2) This is a track from Anthrax's 2004 release We've Come For You All. The drums are insane here. This album is proof that the band still has plenty of fuel in the tank. (And fuck anyone who says otherwise. Maybe John Bush does make them sound more like Armored Saint, but you could do a lot worse than that.)
3) Ahh, Ministry....industrial for metalheads. If not for this track, I would not have checked them out much. They did do "Every Day Is Halloween," after all (which has a spot waiting in my 80's collection, but that's another story). (Industrial purists who say Ministry sucks can also fuck off, by the way. I am not into Skinny Puppy- deal with it.)
4) Rob Zombie has a knack for writing bad-ass car songs. This is his best, edging out "Black Sunshine" by a nose because this one makes me want to drive faster. An evil grin creeps across my face and I grip the wheel a little bit tighter when I hear this one starting up. (I will agree with anyone who prefers White Zombie to Rob's solo work. C'mon, Rob, even if you don't do any more new material, would it kill you to do one reunion tour? Just one? Oh, and Sean Yseult can make me her bitch anytime.)

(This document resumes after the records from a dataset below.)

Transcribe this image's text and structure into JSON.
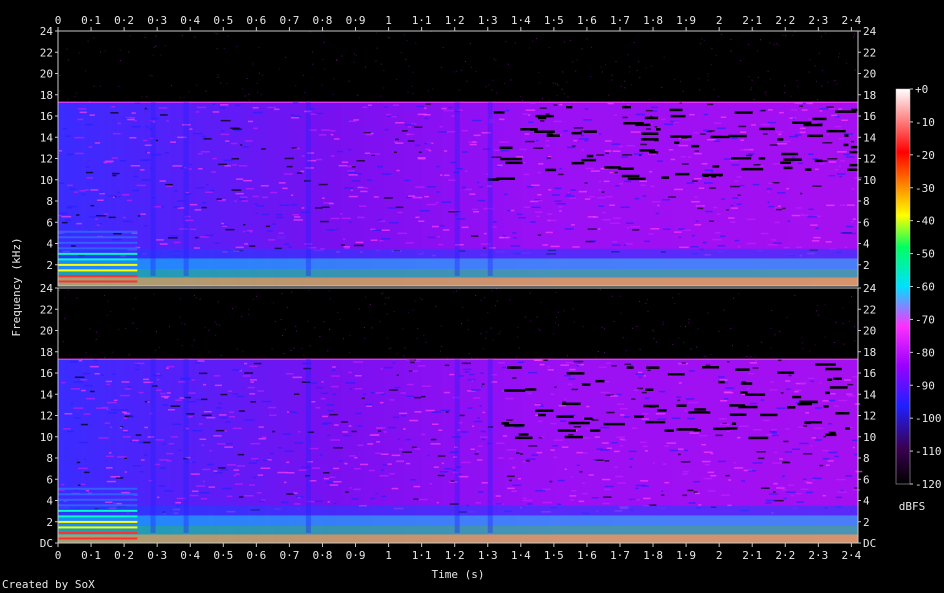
{
  "credit": "Created by SoX",
  "chart_data": {
    "type": "heatmap",
    "title": "",
    "xlabel": "Time (s)",
    "ylabel": "Frequency (kHz)",
    "colorbar_label": "dBFS",
    "x_ticks": [
      "0",
      "0·1",
      "0·2",
      "0·3",
      "0·4",
      "0·5",
      "0·6",
      "0·7",
      "0·8",
      "0·9",
      "1",
      "1·1",
      "1·2",
      "1·3",
      "1·4",
      "1·5",
      "1·6",
      "1·7",
      "1·8",
      "1·9",
      "2",
      "2·1",
      "2·2",
      "2·3",
      "2·4"
    ],
    "y_ticks_top": [
      "2",
      "4",
      "6",
      "8",
      "10",
      "12",
      "14",
      "16",
      "18",
      "20",
      "22",
      "24"
    ],
    "y_ticks_bottom": [
      "DC",
      "2",
      "4",
      "6",
      "8",
      "10",
      "12",
      "14",
      "16",
      "18",
      "20",
      "22",
      "24"
    ],
    "colorbar_ticks": [
      "+0",
      "-10",
      "-20",
      "-30",
      "-40",
      "-50",
      "-60",
      "-70",
      "-80",
      "-90",
      "-100",
      "-110",
      "-120"
    ],
    "xlim": [
      0,
      2.42
    ],
    "ylim": [
      0,
      24
    ],
    "zlim": [
      -120,
      0
    ],
    "channels": [
      {
        "name": "channel-1",
        "cutoff_khz": 17.3
      },
      {
        "name": "channel-2",
        "cutoff_khz": 17.3
      }
    ],
    "colormap": [
      "#000000",
      "#3a0050",
      "#2020ff",
      "#9a00ff",
      "#ff30ff",
      "#00ffff",
      "#00ff60",
      "#ffff00",
      "#ff8000",
      "#ff0000",
      "#ffffff"
    ]
  }
}
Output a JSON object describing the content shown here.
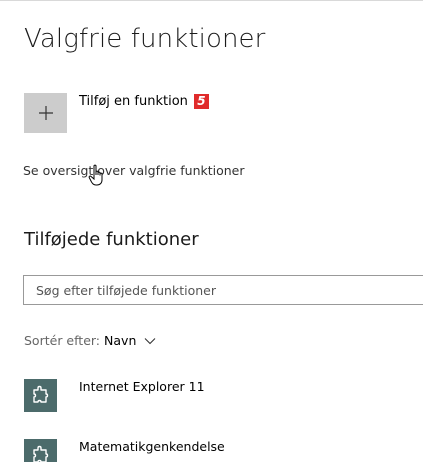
{
  "page": {
    "title": "Valgfrie funktioner"
  },
  "add": {
    "label": "Tilføj en funktion",
    "badge": "5"
  },
  "view_link": "Se oversigt over valgfrie funktioner",
  "installed": {
    "title": "Tilføjede funktioner",
    "search_placeholder": "Søg efter tilføjede funktioner",
    "sort_label": "Sortér efter:",
    "sort_value": "Navn",
    "items": [
      {
        "name": "Internet Explorer 11",
        "icon": "puzzle-icon"
      },
      {
        "name": "Matematikgenkendelse",
        "icon": "puzzle-icon"
      }
    ]
  },
  "colors": {
    "feature_icon_bg": "#4c6b6b",
    "add_button_bg": "#cccccc",
    "badge": "#e02b2b"
  }
}
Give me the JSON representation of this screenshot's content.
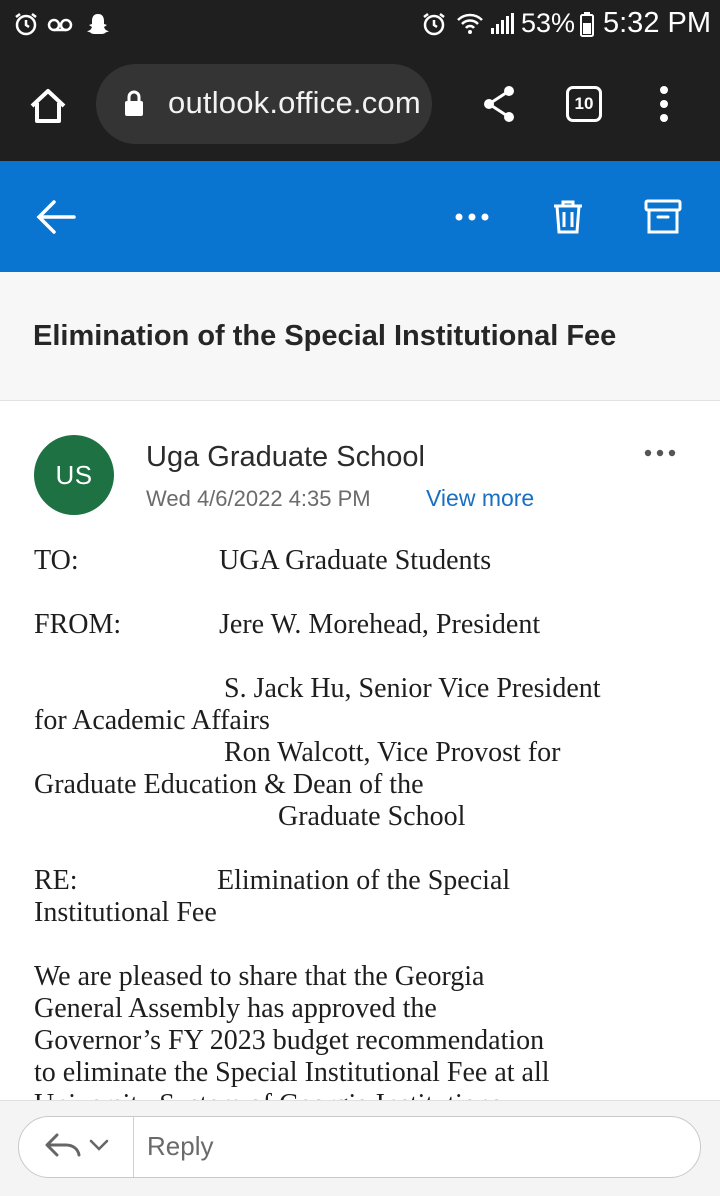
{
  "status_bar": {
    "battery_percent": "53%",
    "time": "5:32 PM"
  },
  "browser": {
    "url": "outlook.office.com",
    "tab_count": "10"
  },
  "message": {
    "subject": "Elimination of the Special Institutional Fee",
    "avatar_initials": "US",
    "sender": "Uga Graduate School",
    "date": "Wed 4/6/2022 4:35 PM",
    "view_more_label": "View more",
    "memo": {
      "to_label": "TO:",
      "to_value": "UGA Graduate Students",
      "from_label": "FROM:",
      "from_value": "Jere W. Morehead, President",
      "from_line2a": "S. Jack Hu, Senior Vice President",
      "from_line2b": "for Academic Affairs",
      "from_line3a": "Ron Walcott, Vice Provost for",
      "from_line3b": "Graduate Education & Dean of the",
      "from_line3c": "Graduate School",
      "re_label": "RE:",
      "re_value": "Elimination of the Special",
      "re_value_cont": "Institutional Fee"
    },
    "body_lines": [
      "We are pleased to share that the Georgia",
      "General Assembly has approved the",
      "Governor’s FY 2023 budget recommendation",
      "to eliminate the Special Institutional Fee at all",
      "University System of Georgia Institutions"
    ]
  },
  "reply": {
    "placeholder": "Reply"
  },
  "colors": {
    "header_blue": "#0a74d1",
    "avatar_green": "#1d7143",
    "link_blue": "#1a6fc3"
  }
}
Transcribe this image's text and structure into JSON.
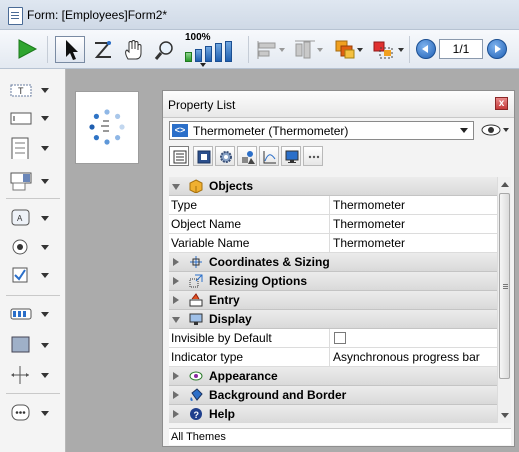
{
  "window": {
    "title": "Form: [Employees]Form2*"
  },
  "toolbar": {
    "zoom_label": "100%",
    "page_indicator": "1/1"
  },
  "property_list": {
    "title": "Property List",
    "close_label": "x",
    "object_selector": "Thermometer (Thermometer)",
    "object_selector_icon_text": "<>",
    "groups_top": {
      "objects": "Objects"
    },
    "rows_objects": [
      {
        "name": "Type",
        "value": "Thermometer"
      },
      {
        "name": "Object Name",
        "value": "Thermometer"
      },
      {
        "name": "Variable Name",
        "value": "Thermometer"
      }
    ],
    "group_labels": {
      "coordinates": "Coordinates & Sizing",
      "resizing": "Resizing Options",
      "entry": "Entry",
      "display": "Display",
      "appearance": "Appearance",
      "background": "Background and Border",
      "help": "Help"
    },
    "rows_display": [
      {
        "name": "Invisible by Default",
        "checked": false
      },
      {
        "name": "Indicator type",
        "value": "Asynchronous progress bar"
      }
    ],
    "themes_label": "All Themes"
  },
  "colors": {
    "accent": "#1f5fb0",
    "play_green": "#2fa52f",
    "close_red": "#c53a3a"
  }
}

5) I think anyone who likes it loud should at least be familiar with a couple of Motorhead songs. They play raw, barely-polished rock that goes back and forth from proto-thrash to just plain bawdy rawk 'n' roll. I don't tend to trust anyone who says they are "metal" that doesn't know at least like ("like?" What the fuck, am I 12 years old again?) one Motorhead song. (If you don't even know "Ace of Spades," then you aren't metal for sure. If you don't know any other songs, then there's still a good chance you are a poseur.)
6) The Wildhearts are one of the most criminally overlooked groups in recent history. A fistful of punk attitude, tempered by bubblegum-y, pop anthem group vocals, catchy choruses, and wailing guitar solos. A fan on Amazon described them as "the Beatles meet the Sex Pistols." I heartily agree. These guys were doing pop-metal-punk fusion before it was cool....plus they are better than Green Day. (Even the most upbeat, poppy Wildhearts tune kicks more ass than what passes for "punk" on the radio these days, if not all current punk period.)

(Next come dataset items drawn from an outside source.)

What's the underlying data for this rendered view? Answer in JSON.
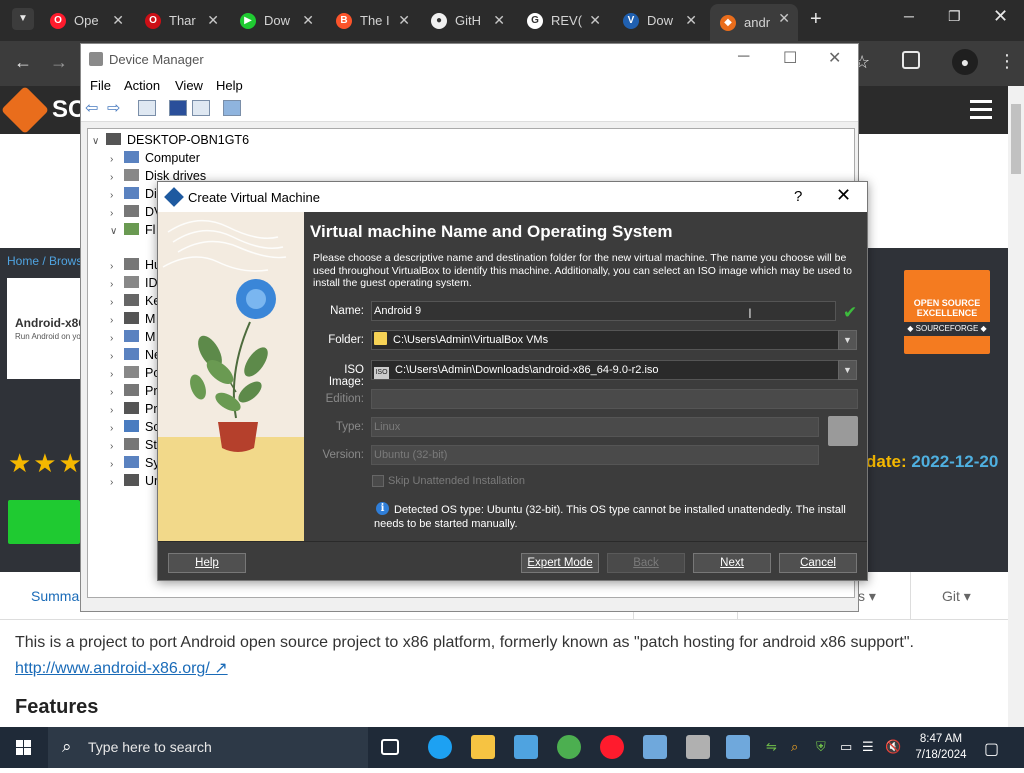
{
  "browser": {
    "tabs": [
      {
        "title": "Ope",
        "icon": "opera-icon",
        "color": "#ff1b2d",
        "glyph": "O"
      },
      {
        "title": "Thar",
        "icon": "opera-icon",
        "color": "#cc0f16",
        "glyph": "O"
      },
      {
        "title": "Dow",
        "icon": "download-arrow-icon",
        "color": "#1fca31",
        "glyph": "▶"
      },
      {
        "title": "The I",
        "icon": "brave-icon",
        "color": "#fb542b",
        "glyph": "B"
      },
      {
        "title": "GitH",
        "icon": "github-icon",
        "color": "#f0f0f0",
        "glyph": "●"
      },
      {
        "title": "REV(",
        "icon": "google-icon",
        "color": "#ffffff",
        "glyph": "G"
      },
      {
        "title": "Dow",
        "icon": "virtualbox-icon",
        "color": "#2060b0",
        "glyph": "V"
      },
      {
        "title": "andr",
        "icon": "sourceforge-icon",
        "color": "#e96d1c",
        "glyph": "◆"
      }
    ],
    "new_tab": "+"
  },
  "sourceforge": {
    "logo_text": "SC",
    "breadcrumb": "Home / Brows",
    "project_title": "Android-x86",
    "project_subtitle": "Run Android on yo",
    "badge_line1": "OPEN SOURCE EXCELLENCE",
    "badge_line2": "◆ SOURCEFORGE ◆",
    "stars": "★★★",
    "update_label": "date:",
    "update_value": "2022-12-20",
    "tab_summary": "Summar",
    "tab_s": "s ▾",
    "tab_git": "Git ▾",
    "description": "This is a project to port Android open source project to x86 platform, formerly known as \"patch hosting for android x86 support\".",
    "link": "http://www.android-x86.org/ ↗",
    "features_heading": "Features"
  },
  "device_manager": {
    "title": "Device Manager",
    "menu": [
      "File",
      "Action",
      "View",
      "Help"
    ],
    "tree_root": "DESKTOP-OBN1GT6",
    "tree": [
      {
        "label": "Computer",
        "expanded": false
      },
      {
        "label": "Disk drives",
        "expanded": false
      },
      {
        "label": "Di",
        "expanded": false
      },
      {
        "label": "DV",
        "expanded": false
      },
      {
        "label": "Fl",
        "expanded": true
      },
      {
        "label": "Hu",
        "expanded": false
      },
      {
        "label": "ID",
        "expanded": false
      },
      {
        "label": "Ke",
        "expanded": false
      },
      {
        "label": "M",
        "expanded": false
      },
      {
        "label": "M",
        "expanded": false
      },
      {
        "label": "Ne",
        "expanded": false
      },
      {
        "label": "Po",
        "expanded": false
      },
      {
        "label": "Pr",
        "expanded": false
      },
      {
        "label": "Pr",
        "expanded": false
      },
      {
        "label": "Sc",
        "expanded": false
      },
      {
        "label": "St",
        "expanded": false
      },
      {
        "label": "Sy",
        "expanded": false
      },
      {
        "label": "Ur",
        "expanded": false
      }
    ]
  },
  "vbox_dialog": {
    "title": "Create Virtual Machine",
    "help_glyph": "?",
    "heading": "Virtual machine Name and Operating System",
    "intro": "Please choose a descriptive name and destination folder for the new virtual machine. The name you choose will be used throughout VirtualBox to identify this machine. Additionally, you can select an ISO image which may be used to install the guest operating system.",
    "name_label": "Name:",
    "name_value": "Android 9",
    "folder_label": "Folder:",
    "folder_value": "C:\\Users\\Admin\\VirtualBox VMs",
    "iso_label": "ISO Image:",
    "iso_badge": "ISO",
    "iso_value": "C:\\Users\\Admin\\Downloads\\android-x86_64-9.0-r2.iso",
    "edition_label": "Edition:",
    "edition_value": "",
    "type_label": "Type:",
    "type_value": "Linux",
    "version_label": "Version:",
    "version_value": "Ubuntu (32-bit)",
    "skip_unattended_label": "Skip Unattended Installation",
    "skip_unattended_checked": false,
    "detected_os_text": "Detected OS type: Ubuntu (32-bit). This OS type cannot be installed unattendedly. The install needs to be started manually.",
    "buttons": {
      "help": "Help",
      "expert": "Expert Mode",
      "back": "Back",
      "next": "Next",
      "cancel": "Cancel"
    }
  },
  "taskbar": {
    "search_placeholder": "Type here to search",
    "time": "8:47 AM",
    "date": "7/18/2024",
    "apps": [
      {
        "icon": "task-view-icon",
        "color": "#ffffff"
      },
      {
        "icon": "edge-icon",
        "color": "#1da1f2"
      },
      {
        "icon": "file-explorer-icon",
        "color": "#f6c342"
      },
      {
        "icon": "microsoft-store-icon",
        "color": "#4fa3e0"
      },
      {
        "icon": "chrome-icon",
        "color": "#4caf50"
      },
      {
        "icon": "opera-icon",
        "color": "#ff1b2d"
      },
      {
        "icon": "vmware-icon",
        "color": "#6fa8dc"
      },
      {
        "icon": "virtualbox-app-icon",
        "color": "#b0b0b0"
      },
      {
        "icon": "virtualbox-manager-icon",
        "color": "#6fa8dc"
      }
    ]
  }
}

7) Corrosion of Conformity lost a chunk of fans when they ditched their somewhat unoriginal thrash sound for a sludgy, stomp-rock-from-the-pits-of-hell approach. Sucks to be them. This one is off their 2005 release of the same name. If you like loud, politically charged, gloom and doom- ah forget it. Just check the CD out. If you don't like it at least a little, then you probably don't like Sabbath, either. And if you don't like Sabbath, then you probably aren't metal. (What can I say? COC is badass. There's a new Down album coming out soon, too- if you don't know them, they are like a sludge metal all-star band, featuring Pepper Keenan of COC, Phil Anselmo of Pantera aka the only man in music that might be angrier than Glenn Danzig, and, of course, the Dude from Crowbar. I know his name is Kirk or something, but I like to think "Dude from Crowbar" sounds more iconic.)
8) Shifting gears to prog rock. Stop laughing- Queensryche is still damn good, even with the cheese-keys. They actually manage to not abuse them (a feat only rarely duplicated, like with Van Halen's 1984). The twin guitars that open this are amazing live. (I regret missing the Mindcrime/Mindcrime II back-to-back tour, because it will likely never happen again. Mindcrime II is not the classic that the first one was, but it is a damn fine album anyway.)

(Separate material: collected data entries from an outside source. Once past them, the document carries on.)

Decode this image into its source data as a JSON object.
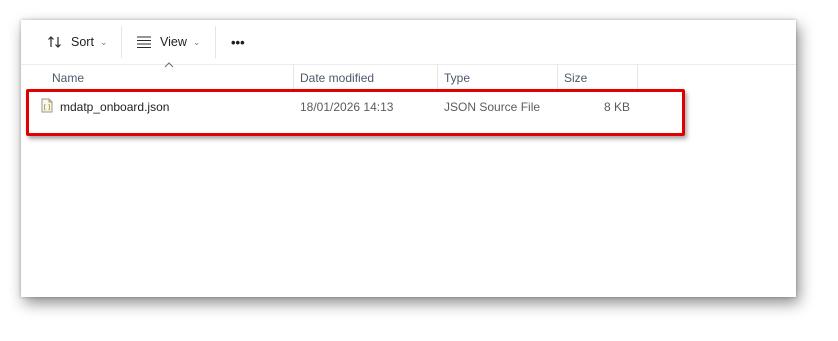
{
  "toolbar": {
    "sort_label": "Sort",
    "view_label": "View",
    "more_label": "•••"
  },
  "columns": {
    "name": "Name",
    "date_modified": "Date modified",
    "type": "Type",
    "size": "Size"
  },
  "files": [
    {
      "name": "mdatp_onboard.json",
      "date_modified": "18/01/2026 14:13",
      "type": "JSON Source File",
      "size": "8 KB",
      "icon": "json-file-icon"
    }
  ],
  "colors": {
    "highlight": "#e00000",
    "header_text": "#4c5a6e"
  }
}
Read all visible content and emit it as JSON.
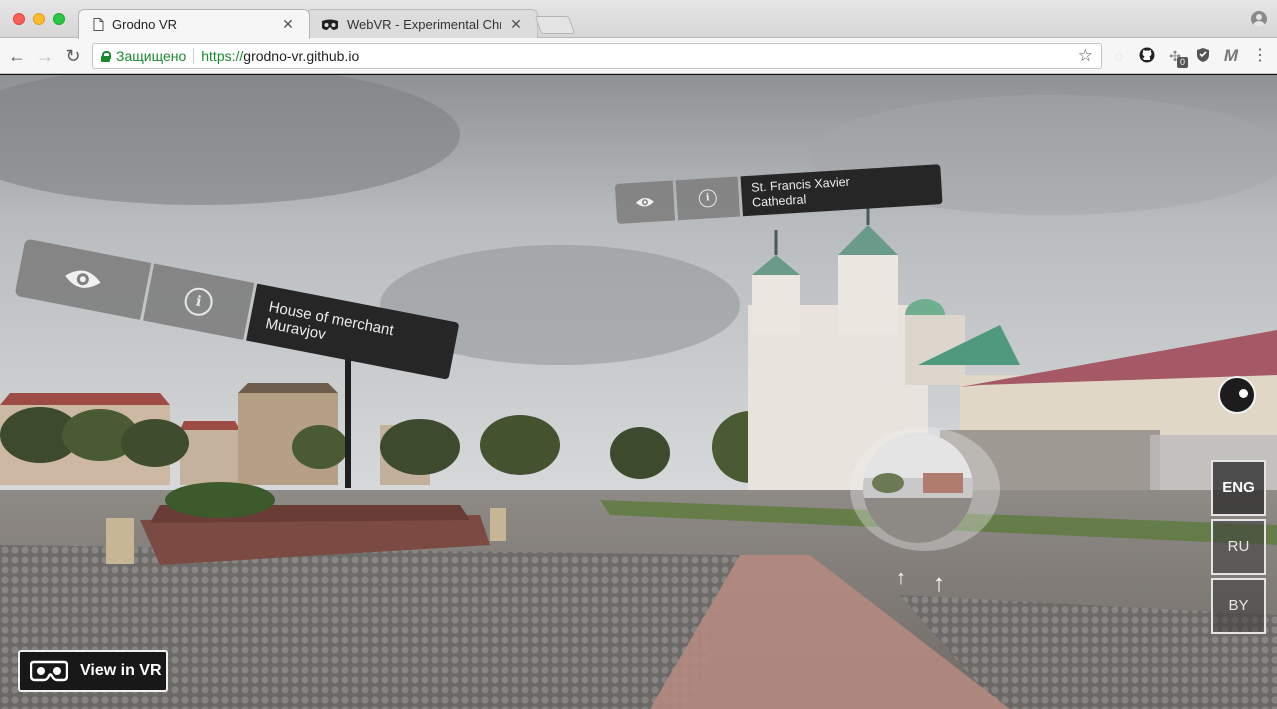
{
  "browser": {
    "tabs": [
      {
        "title": "Grodno VR",
        "active": true
      },
      {
        "title": "WebVR - Experimental Chromi",
        "active": false
      }
    ],
    "security_label": "Защищено",
    "url_scheme": "https://",
    "url_host": "grodno-vr.github.io",
    "extension_badge": "0",
    "extension_letter": "M"
  },
  "scene": {
    "hotspots": {
      "cathedral": {
        "line1": "St. Francis Xavier",
        "line2": "Cathedral"
      },
      "merchant": {
        "line1": "House of merchant",
        "line2": "Muravjov"
      }
    },
    "languages": [
      {
        "label": "ENG",
        "active": true
      },
      {
        "label": "RU",
        "active": false
      },
      {
        "label": "BY",
        "active": false
      }
    ],
    "vr_button_label": "View in VR"
  },
  "colors": {
    "secure_green": "#1a8a2f",
    "label_dark": "#262626",
    "button_gray": "#808080"
  }
}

9) And now we get to a band that goths and I might have in common....if they don't suck. The Cult is not just "Fire Woman." They are ever shifting back and forth between the melancholy of the Cure and the raucousness of Bon Scott-era AC/DC, never quite crossing over either line. (Where the hell are these guys when we need them? Can someone please teach these emo and screamo brats that you can be moody and still rock?)
10) Buckcherry is fronted by a guy named Josh Todd, whom Sleazegrinder.com bills as "Axl Rose's Understudy." Imagine a band with the raw passion of Guns & Roses, but without Axl's bitchy attitude and a tighter sense of camaraderie. This is one of my favorites from the first album, which is a lost treasure. (I missed these guys with Black Stone Cherry recently. One band I have been wanting to see for 8 years, and the other is one of the few new bands to interest me in a long time.)
11) I know this band from the singer's next project, Gruntruck. Oddly enough, I discovered them thanks to Beavis and Butt-Head (and access to the record libe for my radio show in college). They are considered contemporaries of Soundgarden and Green River, which means they are on the more kick-ass side of grunge. People dog on grunge too much. There's still plenty of good stuff among the floor-watching junk. (There are plenty of hard rock and metal bands that donned oversize sweaters and stocking caps and passed themselves off as grunge. Lucky for us, because there was a lot of alternative from that era that sucked.)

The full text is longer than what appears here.